[End-of-the-month commentary on blogging. List of previous.]
“The best things are the things you never knew you wanted until you got them.”
The Unknown Unknown: Bookshops and the delight of not getting what you wanted
by Mark Forsyth [Icon 2014]
The author blogs at The Inky Fool: On Words, Phrases, Grammar, Rhetoric and Prose
For Forsyth, a “known known” is a book already read. A “known unknown” is a book you would only read if stranded on a desert island. An “unknown unknown” is the eureka moment.
When I go into a bookstore, I’m happy to see books that I have read and liked. Seeing old friends makes me trust the judgment of the store. But it doesn’t give me anything to read. I’m delighted to see the latest book of a favorite author (an unknown known?). Now I have something to read. But I could have ordered it myself from the Borg. Like Forsyth, what I want from a bookstore is a book whose identity I had never previously suspected, yet now must read.
That’s how I feel about my blog.
First, I’m happy with the blog as is. So long as it continues to amuse me, it continues to fulfill its primary purpose, viz “to keep me from going batshit crazy.” [Back] However, I’ve been to two blog talks this year [See Jane Write, Acronyms]. Other bloggers have all manner of plans. So I ponder.

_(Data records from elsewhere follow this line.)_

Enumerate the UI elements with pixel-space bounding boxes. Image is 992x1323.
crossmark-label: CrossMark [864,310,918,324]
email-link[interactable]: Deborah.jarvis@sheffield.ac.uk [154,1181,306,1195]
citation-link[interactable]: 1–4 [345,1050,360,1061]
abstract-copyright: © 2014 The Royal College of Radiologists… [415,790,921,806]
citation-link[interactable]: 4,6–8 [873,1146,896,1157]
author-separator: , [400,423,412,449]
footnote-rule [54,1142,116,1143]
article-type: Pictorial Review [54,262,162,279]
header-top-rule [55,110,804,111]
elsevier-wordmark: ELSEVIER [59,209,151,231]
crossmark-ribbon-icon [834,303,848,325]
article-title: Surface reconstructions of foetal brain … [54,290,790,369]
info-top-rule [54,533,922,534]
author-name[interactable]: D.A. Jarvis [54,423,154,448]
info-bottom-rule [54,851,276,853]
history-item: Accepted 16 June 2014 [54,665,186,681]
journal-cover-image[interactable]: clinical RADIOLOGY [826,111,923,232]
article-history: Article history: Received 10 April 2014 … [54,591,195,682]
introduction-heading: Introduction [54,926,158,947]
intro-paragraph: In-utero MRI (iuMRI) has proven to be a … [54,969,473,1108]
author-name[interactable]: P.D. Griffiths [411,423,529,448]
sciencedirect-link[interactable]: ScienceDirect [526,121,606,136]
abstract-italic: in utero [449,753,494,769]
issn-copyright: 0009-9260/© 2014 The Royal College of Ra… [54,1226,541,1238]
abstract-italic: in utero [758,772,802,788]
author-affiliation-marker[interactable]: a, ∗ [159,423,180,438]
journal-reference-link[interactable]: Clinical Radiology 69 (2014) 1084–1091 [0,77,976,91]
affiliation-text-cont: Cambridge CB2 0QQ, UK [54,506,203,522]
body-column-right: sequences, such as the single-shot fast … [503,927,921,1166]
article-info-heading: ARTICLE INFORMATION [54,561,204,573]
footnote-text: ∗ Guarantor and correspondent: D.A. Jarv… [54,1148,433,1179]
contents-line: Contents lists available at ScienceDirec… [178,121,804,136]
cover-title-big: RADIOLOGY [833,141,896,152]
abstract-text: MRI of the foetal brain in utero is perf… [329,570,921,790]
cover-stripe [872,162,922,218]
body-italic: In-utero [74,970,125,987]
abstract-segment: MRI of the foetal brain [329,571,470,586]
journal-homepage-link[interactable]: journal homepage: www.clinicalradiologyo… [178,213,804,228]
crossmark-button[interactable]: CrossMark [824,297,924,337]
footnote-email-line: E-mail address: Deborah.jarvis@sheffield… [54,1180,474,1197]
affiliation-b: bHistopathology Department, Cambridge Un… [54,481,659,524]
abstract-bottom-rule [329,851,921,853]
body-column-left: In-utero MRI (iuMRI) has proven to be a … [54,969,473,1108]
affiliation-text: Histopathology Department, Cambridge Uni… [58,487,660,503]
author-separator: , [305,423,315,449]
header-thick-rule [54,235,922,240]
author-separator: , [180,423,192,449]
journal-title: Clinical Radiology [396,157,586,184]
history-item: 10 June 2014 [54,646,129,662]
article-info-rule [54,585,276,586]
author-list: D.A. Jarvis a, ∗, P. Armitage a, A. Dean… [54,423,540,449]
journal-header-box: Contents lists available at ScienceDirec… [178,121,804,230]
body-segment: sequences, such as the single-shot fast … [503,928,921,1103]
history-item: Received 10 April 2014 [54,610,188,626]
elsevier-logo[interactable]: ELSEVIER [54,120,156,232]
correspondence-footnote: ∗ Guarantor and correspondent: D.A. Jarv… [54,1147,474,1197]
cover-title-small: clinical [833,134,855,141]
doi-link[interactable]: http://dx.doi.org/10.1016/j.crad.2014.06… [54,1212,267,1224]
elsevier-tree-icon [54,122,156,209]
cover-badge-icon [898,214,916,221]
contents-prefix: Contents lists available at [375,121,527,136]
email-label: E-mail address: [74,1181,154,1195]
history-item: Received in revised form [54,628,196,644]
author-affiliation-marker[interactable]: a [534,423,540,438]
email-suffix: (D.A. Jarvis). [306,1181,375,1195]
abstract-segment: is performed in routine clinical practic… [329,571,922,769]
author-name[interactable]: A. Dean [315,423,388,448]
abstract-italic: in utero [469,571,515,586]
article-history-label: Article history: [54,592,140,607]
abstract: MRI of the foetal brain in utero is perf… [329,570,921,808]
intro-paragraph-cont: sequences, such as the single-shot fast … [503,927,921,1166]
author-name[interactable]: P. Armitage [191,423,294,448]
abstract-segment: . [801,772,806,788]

If I were in need of the pittance available from monetizing, I’d make more money as a greeter at Walmart. If I were burning to write for magazines or to speak at conventions, I’d be better off contacting editors and organizers directly, not sitting about, twiddling my electrons, waiting for someone to notice my blog. I want my blog to … to … I don’t know. That’s my point. It’s an unknown unknown. If I knew what I wanted, I’d make efforts in that direction.
If I had to define a stretch goal, I would want my blog to open doors that I don’t even know were there.